Há a este respeito um estudo de 2006 com 3000 doentes com cancro da mama que mostra que as mulheres sem amigos próximos tinham quatro vezes mais probabilidades de morrer da doença do que as que tinham mais de dez amigos. É claro que podemos sempre pensar que as mulheres que são capazes de terem mais amigos podem tê-los precisamente porque tem já "a priori" uma personalidade mais equilibrada, são mais cuidadosas com a sua saúde e a dos outros, e estão por isso mesmo sujeitas a muito menos stress. Mas, mesmo assim, porque não treinarmo-nos na amizade, ou seja darmo-nos mais liberdade para nos juntarmos aos outros?

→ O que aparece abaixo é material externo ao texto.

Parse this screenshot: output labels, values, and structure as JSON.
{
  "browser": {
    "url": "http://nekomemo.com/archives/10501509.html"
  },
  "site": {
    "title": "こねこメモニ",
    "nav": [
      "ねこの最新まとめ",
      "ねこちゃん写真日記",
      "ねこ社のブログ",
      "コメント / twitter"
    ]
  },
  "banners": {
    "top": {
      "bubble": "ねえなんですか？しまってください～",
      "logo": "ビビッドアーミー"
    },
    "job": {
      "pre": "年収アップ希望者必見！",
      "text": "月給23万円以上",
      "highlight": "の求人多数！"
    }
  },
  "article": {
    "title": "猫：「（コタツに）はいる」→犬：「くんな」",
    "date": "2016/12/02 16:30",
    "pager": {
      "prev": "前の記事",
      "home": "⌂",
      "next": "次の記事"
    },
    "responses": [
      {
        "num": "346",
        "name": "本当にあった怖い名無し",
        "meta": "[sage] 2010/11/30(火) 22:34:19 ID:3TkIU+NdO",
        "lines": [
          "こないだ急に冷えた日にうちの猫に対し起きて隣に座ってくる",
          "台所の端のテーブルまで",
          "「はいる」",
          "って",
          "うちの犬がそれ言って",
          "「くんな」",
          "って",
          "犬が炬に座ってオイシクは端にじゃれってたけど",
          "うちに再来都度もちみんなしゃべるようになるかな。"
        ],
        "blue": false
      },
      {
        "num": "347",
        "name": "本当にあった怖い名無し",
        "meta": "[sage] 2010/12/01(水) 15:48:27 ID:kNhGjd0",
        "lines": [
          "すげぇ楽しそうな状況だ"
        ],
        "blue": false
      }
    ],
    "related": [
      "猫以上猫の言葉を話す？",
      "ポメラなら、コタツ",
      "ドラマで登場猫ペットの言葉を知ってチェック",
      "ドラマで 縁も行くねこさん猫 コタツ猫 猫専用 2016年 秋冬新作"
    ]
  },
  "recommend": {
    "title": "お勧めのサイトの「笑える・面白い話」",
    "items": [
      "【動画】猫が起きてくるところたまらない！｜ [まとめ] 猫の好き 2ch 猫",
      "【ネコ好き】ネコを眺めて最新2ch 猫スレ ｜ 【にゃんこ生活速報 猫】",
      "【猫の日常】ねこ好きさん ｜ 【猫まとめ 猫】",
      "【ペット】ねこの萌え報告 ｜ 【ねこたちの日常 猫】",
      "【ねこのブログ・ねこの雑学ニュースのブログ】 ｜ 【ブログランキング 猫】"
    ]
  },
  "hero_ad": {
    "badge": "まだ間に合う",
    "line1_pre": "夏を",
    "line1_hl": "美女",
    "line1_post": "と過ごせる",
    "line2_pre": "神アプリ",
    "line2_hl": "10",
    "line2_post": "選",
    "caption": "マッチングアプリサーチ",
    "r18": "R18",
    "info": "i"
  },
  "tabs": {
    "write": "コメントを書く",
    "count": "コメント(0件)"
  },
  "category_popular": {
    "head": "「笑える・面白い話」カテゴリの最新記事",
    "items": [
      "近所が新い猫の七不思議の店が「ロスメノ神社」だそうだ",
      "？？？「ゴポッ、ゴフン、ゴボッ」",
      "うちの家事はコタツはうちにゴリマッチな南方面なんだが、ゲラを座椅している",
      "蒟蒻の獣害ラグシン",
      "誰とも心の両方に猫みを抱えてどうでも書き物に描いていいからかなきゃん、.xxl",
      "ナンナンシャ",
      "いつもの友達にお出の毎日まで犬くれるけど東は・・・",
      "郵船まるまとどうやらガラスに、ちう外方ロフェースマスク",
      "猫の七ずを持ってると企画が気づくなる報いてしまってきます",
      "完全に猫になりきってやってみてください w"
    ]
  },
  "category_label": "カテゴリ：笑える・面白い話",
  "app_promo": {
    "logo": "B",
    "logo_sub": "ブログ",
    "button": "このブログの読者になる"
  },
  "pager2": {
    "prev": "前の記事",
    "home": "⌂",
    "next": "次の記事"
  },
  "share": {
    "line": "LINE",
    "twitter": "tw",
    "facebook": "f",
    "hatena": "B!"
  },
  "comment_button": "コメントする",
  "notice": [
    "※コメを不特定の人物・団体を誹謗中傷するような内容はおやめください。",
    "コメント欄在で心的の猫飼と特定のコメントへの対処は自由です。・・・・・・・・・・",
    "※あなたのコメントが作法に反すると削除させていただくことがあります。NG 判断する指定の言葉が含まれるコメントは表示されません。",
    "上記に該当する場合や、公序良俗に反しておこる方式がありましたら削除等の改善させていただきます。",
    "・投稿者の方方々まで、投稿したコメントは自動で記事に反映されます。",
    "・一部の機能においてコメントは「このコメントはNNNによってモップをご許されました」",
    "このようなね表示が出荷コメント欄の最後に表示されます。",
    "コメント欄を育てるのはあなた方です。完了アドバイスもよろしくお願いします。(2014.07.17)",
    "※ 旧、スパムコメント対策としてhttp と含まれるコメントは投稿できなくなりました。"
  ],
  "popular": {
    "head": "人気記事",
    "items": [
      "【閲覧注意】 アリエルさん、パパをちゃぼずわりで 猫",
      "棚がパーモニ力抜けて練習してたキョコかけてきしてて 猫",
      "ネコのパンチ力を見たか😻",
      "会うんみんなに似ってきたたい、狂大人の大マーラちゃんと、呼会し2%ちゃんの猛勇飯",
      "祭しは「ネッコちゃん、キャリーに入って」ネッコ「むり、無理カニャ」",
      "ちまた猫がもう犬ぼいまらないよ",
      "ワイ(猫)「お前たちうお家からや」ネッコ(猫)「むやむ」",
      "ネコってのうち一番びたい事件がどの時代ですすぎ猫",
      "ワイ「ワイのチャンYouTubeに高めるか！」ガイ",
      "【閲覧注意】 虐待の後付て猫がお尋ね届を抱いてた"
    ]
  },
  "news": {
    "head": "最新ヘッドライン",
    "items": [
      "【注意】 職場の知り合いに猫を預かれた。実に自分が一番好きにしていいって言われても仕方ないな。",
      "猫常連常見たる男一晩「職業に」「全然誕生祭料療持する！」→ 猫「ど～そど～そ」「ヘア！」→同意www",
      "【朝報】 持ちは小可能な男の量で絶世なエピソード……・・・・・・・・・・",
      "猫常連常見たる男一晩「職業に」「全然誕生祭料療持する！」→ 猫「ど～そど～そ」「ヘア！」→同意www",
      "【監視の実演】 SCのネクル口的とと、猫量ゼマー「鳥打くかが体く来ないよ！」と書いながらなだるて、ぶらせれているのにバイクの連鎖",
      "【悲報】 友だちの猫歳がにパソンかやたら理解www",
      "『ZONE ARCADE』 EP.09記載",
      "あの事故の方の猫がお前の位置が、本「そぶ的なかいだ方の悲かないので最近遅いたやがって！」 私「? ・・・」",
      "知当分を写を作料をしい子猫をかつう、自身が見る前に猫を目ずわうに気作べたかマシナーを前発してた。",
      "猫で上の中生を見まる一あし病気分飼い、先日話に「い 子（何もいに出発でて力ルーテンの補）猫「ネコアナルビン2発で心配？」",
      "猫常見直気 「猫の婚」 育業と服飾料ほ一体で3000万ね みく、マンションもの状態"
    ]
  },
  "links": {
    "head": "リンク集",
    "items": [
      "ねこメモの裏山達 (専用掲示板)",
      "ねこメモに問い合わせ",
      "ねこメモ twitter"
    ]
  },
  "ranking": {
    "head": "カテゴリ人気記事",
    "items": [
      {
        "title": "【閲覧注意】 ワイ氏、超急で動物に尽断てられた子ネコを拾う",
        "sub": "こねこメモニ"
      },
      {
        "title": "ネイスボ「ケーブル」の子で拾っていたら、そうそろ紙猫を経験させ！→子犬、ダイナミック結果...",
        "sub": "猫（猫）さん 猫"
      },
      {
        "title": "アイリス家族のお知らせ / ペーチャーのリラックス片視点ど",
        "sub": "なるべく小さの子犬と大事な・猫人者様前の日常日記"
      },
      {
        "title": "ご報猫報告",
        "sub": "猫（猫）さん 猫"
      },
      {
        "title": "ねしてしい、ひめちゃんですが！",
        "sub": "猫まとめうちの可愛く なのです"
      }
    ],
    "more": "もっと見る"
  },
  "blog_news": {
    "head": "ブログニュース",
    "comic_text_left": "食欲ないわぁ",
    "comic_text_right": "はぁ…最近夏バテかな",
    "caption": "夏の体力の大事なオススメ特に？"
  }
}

Porque há coisas que podemos vêr. Por exemplo esta evidência: as pessoas com relações fortes têm menos probabilidades de se constiparem, pensa-se por terem níveis de stress menores. Talvez pelo efeito de sugestionabilidade como ficou demonstrado num estudo de há dois anos da Universidade da Virgínia com 34 alunos que foram levados para o sopé duma colina inclinada e a quem foi pedido que calculassem o declive da colina. Os declives calculados pelos alunos acompanhados por amigos eram mais suaves e tanto mais quanto mais antigos eram os amigos presentes.




A AMIZADE NA FAMÍLIA




Freud descobriu o complexo de Édipo , como suporte para a fase genital, iniciada a partir dos três anos nas crianças, através da mitologia grega. Édipo era um rei grego que foi separado dos pais em tenra idade e criado por outras pessoas. Quando jovem, Édipo cruzou-se com um desconhecido que era seu pai ( então rei de Tebas ) e numa disputa matou-o. Mais tarde quando Édipo entrou na cidade de Tebas encontrou-se com a mãe ( Jocasta ) sem saber quem ela era, enamorou-se dela e tomou-a para casamento. Pois bem, Freud achava que todos os rapazes têm estes desejos "incestuosos" pela mãe e passam por uma fase em que odeiam o pai como um rival, situação conhecida como edipiana. Mas a história de Édipo não termina sem um desfecho trágico: quando descobre que tinha assassinado o pai e casado com a mãe, Édipo não aguenta a culpa e intencionalmente cega-se (como para não vêr, e não vendo esquecer o que tinha feito).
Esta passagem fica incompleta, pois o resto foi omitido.